Thousands of cyclone-affected households in the delta are falling into a debt trap because job opportunities are still few even though 18 months has passed since the cyclone.

Cyclone Nargis, which devastated Rangoon and the Irrawaddy delta in the first week of May last year killed almost 140,000 people and affected more than 2 million, destroying the livelihoods of hundreds of thousands.

Agriculture and fisheries, the two major industries in the storm-affected area, were severely hit.

Despite assistance from the international community and the government, neither industry has fully recovered.

Day laborers who relied on finding work on fishing boats or on the farms have had to borrow money. Most say they had to take out loans to buy rice.

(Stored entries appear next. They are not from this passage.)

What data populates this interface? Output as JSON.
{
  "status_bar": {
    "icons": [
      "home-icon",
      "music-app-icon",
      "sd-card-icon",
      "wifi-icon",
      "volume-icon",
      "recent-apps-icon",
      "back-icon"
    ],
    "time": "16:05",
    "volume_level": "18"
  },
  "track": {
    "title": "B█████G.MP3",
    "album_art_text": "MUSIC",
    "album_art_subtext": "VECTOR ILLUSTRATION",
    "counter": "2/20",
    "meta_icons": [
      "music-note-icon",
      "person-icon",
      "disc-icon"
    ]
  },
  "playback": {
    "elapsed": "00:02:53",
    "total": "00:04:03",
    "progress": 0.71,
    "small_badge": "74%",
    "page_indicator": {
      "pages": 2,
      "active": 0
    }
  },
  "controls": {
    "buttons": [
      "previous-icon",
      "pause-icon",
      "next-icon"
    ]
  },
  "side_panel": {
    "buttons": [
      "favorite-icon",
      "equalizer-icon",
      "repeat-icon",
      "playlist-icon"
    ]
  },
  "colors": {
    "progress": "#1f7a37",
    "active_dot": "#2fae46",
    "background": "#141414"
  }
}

According to the Rapid Food Security Assessment released by the United Nations’ World Food Programme in March, the vast majority—83 percent of sampled households—reported being in debt because they had to buy food.

Interest rates vary from place to place, with some money-lenders taking between 5 and 20 percent and others between 25 and 50 percent, depending on the situation of the borrowers.
Though interest rates are high, the cyclone-affected debtors find it difficult to borrow money unless they can find loan guarantors in their villages.

“We want to pay off our debts as quickly as we can,” a cyclone-widow from Setsan Village said, “but we have to struggle just to earn enough for one meal a day.”

Humanitarian agencies are calling for agriculture and fisheries to be put back on a more secure basis as quickly as possible.

“As long as these industries are not fully back to normal, you cannot expect day laborers to have enough job opportunities,” said an official from CARE, a UK-based charity working in Burma since 1995.

“Restoring these sectors is the best way to help day laborers in the long term,” the official said.